Par Rémy PETIOT Le 10/07/2011
-1

C'est quoi ce terra-nova ? ils sont un peu neu-neu lorsqu'ils constatent ce que tout le monde sait depuis longtemps: le foot pro est stupide, affligeant, débile dans son système, ce qui ne les empêche pas d'affirmer que le football aurait des vertus d'exemplarité par ses vedettes ....etc, pire, ce serait un "service public".
On devrait pouvoir dire à ferrand qu'on a rien à faire du foot et que dans tous les cas il y a bien d'autres objets à financer avant de financer de telles stupidités.
Je maintiens qu'il est de plus en plus urgent de supprimer le ministère des sports, le code des sports et tout financement à tous niveaux des sports pro, comme de leurs installations.
Rémy PETIOT

Par Reverchon J Claude Association Déplacements Citoyens LYON Le 05/07/2011
0

Papier écrit en déc. 2010. Vos commentaires?
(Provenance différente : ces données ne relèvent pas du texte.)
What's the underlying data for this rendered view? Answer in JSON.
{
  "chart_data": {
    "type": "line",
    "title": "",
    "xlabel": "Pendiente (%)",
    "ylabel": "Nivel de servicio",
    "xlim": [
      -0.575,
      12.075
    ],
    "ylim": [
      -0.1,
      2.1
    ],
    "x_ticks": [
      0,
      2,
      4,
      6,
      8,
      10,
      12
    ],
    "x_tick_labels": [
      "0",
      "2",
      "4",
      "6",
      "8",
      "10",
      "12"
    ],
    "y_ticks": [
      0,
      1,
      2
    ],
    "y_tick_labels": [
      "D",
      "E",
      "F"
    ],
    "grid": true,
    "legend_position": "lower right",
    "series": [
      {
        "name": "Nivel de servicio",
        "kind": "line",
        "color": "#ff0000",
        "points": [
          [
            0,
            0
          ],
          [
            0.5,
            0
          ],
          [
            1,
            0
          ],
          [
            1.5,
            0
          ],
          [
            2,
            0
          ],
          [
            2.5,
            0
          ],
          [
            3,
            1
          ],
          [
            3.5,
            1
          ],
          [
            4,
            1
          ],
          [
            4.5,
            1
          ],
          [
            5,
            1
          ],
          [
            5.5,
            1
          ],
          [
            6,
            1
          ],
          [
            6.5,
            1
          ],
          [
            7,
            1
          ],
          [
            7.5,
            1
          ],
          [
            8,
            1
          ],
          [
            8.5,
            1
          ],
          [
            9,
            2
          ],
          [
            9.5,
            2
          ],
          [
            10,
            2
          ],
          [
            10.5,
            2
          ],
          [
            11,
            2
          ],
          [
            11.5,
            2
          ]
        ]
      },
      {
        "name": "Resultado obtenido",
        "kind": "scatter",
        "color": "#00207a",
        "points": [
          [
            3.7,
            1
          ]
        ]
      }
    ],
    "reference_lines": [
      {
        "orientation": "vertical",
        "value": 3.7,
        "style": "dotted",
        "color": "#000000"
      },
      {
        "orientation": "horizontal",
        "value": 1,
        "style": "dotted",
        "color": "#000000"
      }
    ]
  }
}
Le football, un modèle économique aberrant
Le " foot bulle" !

Le "foot business" n’est-t-il en train de réunir tous les ingrédients d’une belle bulle de plus ? Raisonnons un peu :
Quel est, in fine, le produit d’un club de foot ?: c’est la performance de son équipe qui se traduit par des victoires et des premières places dans les classements. C’est ce qui fonde la notoriété d’un club, et en retour lui permet d’avoir des sponsors, des partenaires, des produits dérivés, des rétributions télévisuelles et bien sûr des supporters et des spectateurs.
Qu’y-a-t-il de plus volatil que les succès d’une équipe et donc de plus périssable qu’un tel produit ? Le foot professionnel est-il une entreprise de spectacle, telle qu’une troupe de cirque ou de théâtre, un orchestre ou une compagnie de danse ? Oui dans une certaine mesure, mais avec la différence qu’à chaque représentation elle est mise en compétition avec une autre et est sanctionnée pour avoir été meilleure ou moins bonne.
Les ressources induites par les spectacles qu’elle donne, quelle qu’en soit la qualité, ne sont pas suffisantes pour lui apporter des moyens nécessaires à son exploitation. Alors que fait-on ? On vend ses joueurs ; c’est le mercato. Imagine-t-on une entreprise qui vendrait son outil de travail pour augmenter ses recettes ou équilibrer ses comptes. En fait cet outil de travail de quoi est-il fait ? De mercenaires, souvent dédiés avant tout à la réussite de leur courte carrière, des individualités que seul le talent d’un entraineur ou d’un sélectionneur peut agréger pour en faire une équipe. Cela, ajouté à leur turn-over n’est-il pas une fragilité supplémentaire, aggravée par la durée des contrats, et les conditions de ruptures à la hauteur des rémunérations consenties ?
Les salaires des joueurs pèsent d’un énorme poids dans les charges du club et l’effectif n’est pas une variable d’ajustement, comme cela est malheureusement souvent le cas dans une entreprise qui veut réduire la voilure.
Malgré ses bonnes performances de la saison dernière (demi-finaliste en Coupe d' Europe, et 2ème du championnat de France), l’OL apparaît particulièrement fragile à la lumière des éléments mis en lumière plus haut, mais aussi de sa désastreuse situation financière actuelle : une perte avant impôt de 33% du CA pour l’exercice 2009 / 2010 ; un mercato peau de chagrin, un actionnariat inquiet de l’effondrement du cours de l’action qui a perdu ¾ de sa valeur depuis son introduction en bourse et un trésor de guerre de près de 100 millions, amassé alors, aujourd’hui complètement disparu
Enfin, une faiblesse supplémentaire réside dans le peu d’ «affectio societatis » du club lyonnais comparé à d’autres clubs tels que St Etienne, Marseille, Auxerre…qui leur permet de supporter des périodes de vaches maigres plus ou moins longues sans que s’étiole le cercle de leurs fidèles ?

J. C. Reverchon 5/12/2010

Par alain B Le 28/04/2011
-2

Si le foot ne prenait que l'argent des crétins, il pourrait faire ce qu'il veut mais ils vivent aussi de subventions et ce sont donc nos impôts

Moi je serai extrémiste avec ces "conneries".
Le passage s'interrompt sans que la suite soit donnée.